Unas investigaciones que terminarán tocándolo. Por eso no cree en ellas, y prefiere ponerse del lado del Presidente ruso antes que de las agencias de inteligencia de su propio país: las declaraciones del fin de semana no hacen sino reflejar su desesperación. A un año de la elección que lo llevó al poder, poco tiene que celebrar un Presidente cuyas reformas no alcanzan el consenso ni siquiera entre sus correligionarios, que ha demostrado su poca capacidad ejecutiva y de negociación —lo que supuestamente era su principal atributo— y tiene al mundo al borde del colapso ambiental y la guerra termonuclear. America is not great again.

Not great again, at all. El mundo ha perdido el respeto por una nación que no sólo parece odiar a las demás naciones, sino odiarse a sí misma con un rencor escalofriante que se desata lo mismo en escuelas que en centros comerciales, conciertos, iglesias o en las mismas calles. Un rencor que Trump no duda en exaltar con sus declaraciones exacerbadas, sus políticas racistas, su apoyo a los supremacistas blancos. El mundo ha perdido el respeto por una nación cuyo Presidente parece doblarse ante sus mayores enemigos políticos y económicos, y que se muestra servil y acomodaticio ante rusos y chinos. El mundo ha perdido el respeto por la nación más poderosa del mundo y las respuestas pueriles de Donald Trump ante las amenazas de Corea del Norte: el mero hecho de que el Presidente de Estados Unidos utilice, de manera oficial, los términos “gordo y chaparro” para insultar al mandatario de otra nación suponen no sólo un riesgo innecesario sino una erosión de la figura presidencial que ninguno de sus predecesores se hubiese permitido. Trump es un hombre que divide, en lo interno y en lo externo: blancos contra negros, conservadores contra liberales, deplorables contra fake news, Brexit contra Unión Europea, tratados individuales contra tratados regionales, bad hombres contra los que es necesario un muro.

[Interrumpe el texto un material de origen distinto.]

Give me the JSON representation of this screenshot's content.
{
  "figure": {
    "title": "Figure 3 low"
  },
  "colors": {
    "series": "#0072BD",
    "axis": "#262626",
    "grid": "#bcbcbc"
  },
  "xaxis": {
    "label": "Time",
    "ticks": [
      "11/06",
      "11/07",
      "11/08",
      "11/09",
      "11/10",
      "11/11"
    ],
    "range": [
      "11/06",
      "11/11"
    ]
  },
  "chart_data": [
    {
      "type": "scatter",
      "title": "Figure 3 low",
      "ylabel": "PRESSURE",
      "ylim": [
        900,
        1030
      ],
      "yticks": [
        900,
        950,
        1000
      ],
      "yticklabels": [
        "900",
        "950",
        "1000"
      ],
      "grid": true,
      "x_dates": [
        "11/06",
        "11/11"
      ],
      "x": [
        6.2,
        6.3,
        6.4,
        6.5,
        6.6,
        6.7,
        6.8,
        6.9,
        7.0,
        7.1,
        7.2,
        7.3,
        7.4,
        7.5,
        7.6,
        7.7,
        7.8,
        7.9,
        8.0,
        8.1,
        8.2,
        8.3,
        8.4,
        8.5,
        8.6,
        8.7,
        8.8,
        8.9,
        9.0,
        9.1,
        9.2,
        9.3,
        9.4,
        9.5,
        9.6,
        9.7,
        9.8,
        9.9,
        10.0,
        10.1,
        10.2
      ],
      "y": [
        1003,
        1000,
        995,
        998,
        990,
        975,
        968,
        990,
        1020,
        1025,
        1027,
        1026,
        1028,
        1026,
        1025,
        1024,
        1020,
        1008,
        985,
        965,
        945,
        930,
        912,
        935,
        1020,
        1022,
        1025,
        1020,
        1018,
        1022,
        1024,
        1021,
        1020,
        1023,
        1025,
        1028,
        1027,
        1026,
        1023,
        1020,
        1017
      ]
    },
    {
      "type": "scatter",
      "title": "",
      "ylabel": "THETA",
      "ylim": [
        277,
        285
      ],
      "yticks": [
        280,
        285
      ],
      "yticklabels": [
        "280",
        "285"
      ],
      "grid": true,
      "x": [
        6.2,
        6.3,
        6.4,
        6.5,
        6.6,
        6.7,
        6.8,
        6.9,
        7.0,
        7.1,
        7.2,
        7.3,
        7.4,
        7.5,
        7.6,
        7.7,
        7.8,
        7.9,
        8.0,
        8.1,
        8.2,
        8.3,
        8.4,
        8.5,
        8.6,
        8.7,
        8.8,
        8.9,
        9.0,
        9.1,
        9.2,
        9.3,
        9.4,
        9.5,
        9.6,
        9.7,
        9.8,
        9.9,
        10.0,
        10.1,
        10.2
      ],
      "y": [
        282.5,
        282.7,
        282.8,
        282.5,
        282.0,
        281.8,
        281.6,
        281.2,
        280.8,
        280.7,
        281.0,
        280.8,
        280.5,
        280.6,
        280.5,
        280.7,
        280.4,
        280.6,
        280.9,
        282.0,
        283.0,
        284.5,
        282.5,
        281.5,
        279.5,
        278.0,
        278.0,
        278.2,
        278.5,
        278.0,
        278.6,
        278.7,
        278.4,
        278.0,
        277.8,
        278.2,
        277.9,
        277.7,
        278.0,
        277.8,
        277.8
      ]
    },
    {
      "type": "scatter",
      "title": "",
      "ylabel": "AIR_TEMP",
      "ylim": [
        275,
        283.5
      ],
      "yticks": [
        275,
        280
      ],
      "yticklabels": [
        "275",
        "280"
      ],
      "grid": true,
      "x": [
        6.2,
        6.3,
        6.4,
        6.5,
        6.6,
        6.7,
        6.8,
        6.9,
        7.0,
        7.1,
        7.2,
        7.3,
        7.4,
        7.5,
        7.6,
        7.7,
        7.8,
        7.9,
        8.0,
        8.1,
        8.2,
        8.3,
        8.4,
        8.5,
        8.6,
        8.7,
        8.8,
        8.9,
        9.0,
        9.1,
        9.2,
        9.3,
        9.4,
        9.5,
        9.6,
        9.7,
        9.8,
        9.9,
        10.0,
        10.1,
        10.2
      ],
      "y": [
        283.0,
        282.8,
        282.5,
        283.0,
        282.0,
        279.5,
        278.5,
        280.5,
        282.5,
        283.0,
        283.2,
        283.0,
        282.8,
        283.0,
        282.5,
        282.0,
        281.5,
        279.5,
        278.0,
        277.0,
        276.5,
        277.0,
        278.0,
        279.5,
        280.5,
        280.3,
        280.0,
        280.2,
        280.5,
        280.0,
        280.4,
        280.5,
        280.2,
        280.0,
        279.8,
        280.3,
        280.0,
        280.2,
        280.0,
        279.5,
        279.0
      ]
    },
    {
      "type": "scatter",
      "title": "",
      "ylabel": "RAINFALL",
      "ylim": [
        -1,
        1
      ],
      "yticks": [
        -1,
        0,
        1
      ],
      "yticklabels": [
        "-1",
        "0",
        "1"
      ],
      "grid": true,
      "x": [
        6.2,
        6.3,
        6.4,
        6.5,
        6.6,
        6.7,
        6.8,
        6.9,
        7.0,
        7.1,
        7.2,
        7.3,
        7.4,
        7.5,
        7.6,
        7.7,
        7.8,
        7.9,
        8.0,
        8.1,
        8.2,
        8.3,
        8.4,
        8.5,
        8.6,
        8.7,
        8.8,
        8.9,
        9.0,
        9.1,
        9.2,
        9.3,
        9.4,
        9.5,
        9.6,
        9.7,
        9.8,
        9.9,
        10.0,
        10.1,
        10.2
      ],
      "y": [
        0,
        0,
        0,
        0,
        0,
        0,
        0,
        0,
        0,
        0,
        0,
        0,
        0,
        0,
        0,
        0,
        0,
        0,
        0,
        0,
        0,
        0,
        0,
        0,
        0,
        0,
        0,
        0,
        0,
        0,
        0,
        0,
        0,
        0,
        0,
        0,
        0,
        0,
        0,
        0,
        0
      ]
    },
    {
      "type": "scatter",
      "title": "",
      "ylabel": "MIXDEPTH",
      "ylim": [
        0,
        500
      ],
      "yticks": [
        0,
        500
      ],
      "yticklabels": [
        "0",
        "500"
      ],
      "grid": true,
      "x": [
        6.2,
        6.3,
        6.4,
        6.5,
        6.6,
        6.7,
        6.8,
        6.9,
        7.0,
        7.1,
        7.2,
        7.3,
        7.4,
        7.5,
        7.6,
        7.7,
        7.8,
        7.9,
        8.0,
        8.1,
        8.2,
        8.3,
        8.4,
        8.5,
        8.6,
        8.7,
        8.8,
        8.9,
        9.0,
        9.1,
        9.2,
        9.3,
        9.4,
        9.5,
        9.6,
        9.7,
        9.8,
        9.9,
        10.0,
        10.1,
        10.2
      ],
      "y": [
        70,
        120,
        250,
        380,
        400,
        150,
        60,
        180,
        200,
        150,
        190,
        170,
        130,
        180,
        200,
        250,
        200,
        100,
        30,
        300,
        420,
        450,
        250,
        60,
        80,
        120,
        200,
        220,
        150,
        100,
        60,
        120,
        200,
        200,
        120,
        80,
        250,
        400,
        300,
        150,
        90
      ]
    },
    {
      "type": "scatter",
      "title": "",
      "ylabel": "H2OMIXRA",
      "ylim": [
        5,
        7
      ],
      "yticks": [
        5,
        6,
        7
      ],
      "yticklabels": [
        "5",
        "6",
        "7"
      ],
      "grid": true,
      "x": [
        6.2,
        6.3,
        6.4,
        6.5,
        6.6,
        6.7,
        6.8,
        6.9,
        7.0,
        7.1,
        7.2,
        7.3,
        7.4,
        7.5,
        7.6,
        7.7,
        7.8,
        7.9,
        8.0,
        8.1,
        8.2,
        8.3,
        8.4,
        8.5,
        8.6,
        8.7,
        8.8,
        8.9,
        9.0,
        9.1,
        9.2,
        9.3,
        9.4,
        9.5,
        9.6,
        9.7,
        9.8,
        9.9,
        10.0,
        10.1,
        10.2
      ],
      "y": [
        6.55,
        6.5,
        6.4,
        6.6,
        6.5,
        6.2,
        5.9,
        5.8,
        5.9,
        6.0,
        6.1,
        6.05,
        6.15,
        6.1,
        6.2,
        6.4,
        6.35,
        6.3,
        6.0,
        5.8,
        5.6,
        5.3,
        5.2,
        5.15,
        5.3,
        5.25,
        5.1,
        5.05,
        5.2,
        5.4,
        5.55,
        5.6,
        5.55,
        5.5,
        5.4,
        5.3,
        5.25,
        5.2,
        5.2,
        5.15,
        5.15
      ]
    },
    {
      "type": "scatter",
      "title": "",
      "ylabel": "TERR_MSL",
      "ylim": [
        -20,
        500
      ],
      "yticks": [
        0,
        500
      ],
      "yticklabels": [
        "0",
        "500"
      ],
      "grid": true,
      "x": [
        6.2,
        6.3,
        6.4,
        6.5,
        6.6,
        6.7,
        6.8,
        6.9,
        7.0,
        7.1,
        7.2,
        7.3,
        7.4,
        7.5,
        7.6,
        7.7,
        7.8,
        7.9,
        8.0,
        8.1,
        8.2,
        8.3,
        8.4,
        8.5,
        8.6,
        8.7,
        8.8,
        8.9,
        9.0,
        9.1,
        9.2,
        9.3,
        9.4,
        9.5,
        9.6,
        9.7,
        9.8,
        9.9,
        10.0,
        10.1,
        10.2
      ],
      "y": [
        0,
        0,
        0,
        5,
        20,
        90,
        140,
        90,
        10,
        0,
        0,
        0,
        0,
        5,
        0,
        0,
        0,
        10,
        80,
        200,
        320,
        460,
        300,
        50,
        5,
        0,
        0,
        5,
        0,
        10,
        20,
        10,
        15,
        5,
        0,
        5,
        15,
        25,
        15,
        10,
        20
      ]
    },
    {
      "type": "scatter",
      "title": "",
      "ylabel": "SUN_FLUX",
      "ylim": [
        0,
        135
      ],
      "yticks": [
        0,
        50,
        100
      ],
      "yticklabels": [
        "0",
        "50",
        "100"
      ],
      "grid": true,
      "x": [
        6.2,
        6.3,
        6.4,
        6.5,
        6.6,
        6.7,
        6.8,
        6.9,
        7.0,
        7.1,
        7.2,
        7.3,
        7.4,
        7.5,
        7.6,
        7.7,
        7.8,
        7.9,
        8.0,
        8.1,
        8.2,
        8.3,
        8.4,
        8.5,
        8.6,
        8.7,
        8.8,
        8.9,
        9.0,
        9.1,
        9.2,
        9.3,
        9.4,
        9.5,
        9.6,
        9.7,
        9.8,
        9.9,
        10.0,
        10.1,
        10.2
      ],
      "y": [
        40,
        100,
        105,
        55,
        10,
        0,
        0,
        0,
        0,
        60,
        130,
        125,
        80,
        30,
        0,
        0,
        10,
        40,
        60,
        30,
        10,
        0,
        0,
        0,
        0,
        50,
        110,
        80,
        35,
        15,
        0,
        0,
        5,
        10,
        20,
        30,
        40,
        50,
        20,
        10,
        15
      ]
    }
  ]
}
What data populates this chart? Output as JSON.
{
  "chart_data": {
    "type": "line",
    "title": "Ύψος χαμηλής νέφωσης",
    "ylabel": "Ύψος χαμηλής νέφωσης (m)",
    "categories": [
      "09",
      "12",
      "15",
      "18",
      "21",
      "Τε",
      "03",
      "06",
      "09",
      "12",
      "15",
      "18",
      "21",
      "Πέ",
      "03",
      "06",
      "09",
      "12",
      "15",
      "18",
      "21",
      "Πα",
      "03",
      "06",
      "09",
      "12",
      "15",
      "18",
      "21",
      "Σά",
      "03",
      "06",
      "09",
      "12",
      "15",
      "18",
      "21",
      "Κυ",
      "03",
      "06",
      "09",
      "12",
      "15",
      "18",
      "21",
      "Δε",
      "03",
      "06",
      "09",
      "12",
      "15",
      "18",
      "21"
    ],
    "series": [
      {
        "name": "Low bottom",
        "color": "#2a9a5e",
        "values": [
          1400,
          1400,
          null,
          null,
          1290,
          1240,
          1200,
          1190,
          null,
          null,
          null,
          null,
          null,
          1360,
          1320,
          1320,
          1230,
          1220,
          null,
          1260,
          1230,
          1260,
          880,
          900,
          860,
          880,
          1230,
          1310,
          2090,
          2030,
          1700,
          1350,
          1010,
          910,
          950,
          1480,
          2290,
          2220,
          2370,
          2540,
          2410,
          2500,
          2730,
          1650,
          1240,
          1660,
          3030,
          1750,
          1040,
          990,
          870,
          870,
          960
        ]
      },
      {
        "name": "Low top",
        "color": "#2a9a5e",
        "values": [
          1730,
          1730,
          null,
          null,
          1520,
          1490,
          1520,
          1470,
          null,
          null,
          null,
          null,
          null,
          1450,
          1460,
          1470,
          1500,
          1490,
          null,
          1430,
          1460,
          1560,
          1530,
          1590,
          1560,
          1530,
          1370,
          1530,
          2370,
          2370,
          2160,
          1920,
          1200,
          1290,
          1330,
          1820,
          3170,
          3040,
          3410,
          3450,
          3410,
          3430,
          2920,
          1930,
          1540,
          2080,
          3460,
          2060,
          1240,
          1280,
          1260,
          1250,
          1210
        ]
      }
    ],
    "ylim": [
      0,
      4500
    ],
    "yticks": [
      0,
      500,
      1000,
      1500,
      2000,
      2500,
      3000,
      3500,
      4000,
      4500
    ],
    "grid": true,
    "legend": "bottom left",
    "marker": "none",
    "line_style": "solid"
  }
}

Un año que podría ser el último que concluya si las investigaciones de la trama rusa continúan por el curso que parecen seguir, y las agencias de inteligencia norteamericana toman de manera personal una afrenta ante la que, por otra parte, respondieron de inmediato. Trump se ha dado un balazo en el pie de manera completamente innecesaria, retando al enemigo equivocado y minando —aún más— su credibilidad en el camino: a la velocidad en que se están presentando los hechos, es más que previsible que la situación se escale y surjan nuevos acontecimientos durante estos días.

Nuevos acontecimientos que, como es previsible también, tratarán de ser ahogados en el marasmo habitual de los tuits y las declaraciones con las que el prestidigitador de la Casa Blanca ha mantenido a raya a la jauría de la base dura que lo apoya. Una base dura que comparte el odio generalizado del mandatario norteamericano y que no sólo cree a ciegas en cualquier medida que lo afirme, sino que está dispuesta a aplaudirlas conforme supongan más crueldad. Cualquier cosa puede ocurrir: vivimos en tiempos en los que el capricho —y la desesperación— de un anciano senil pueden causar, lo mismo, la muerte de millones de personas por una guerra nuclear que un desastre en el medio ambiente o la deportación masiva de jóvenes inocentes. Justo en la semana en que continúan las negociaciones del Tratado de Libre Comercio.

¿En verdad vamos a seguir hablando de avionetas?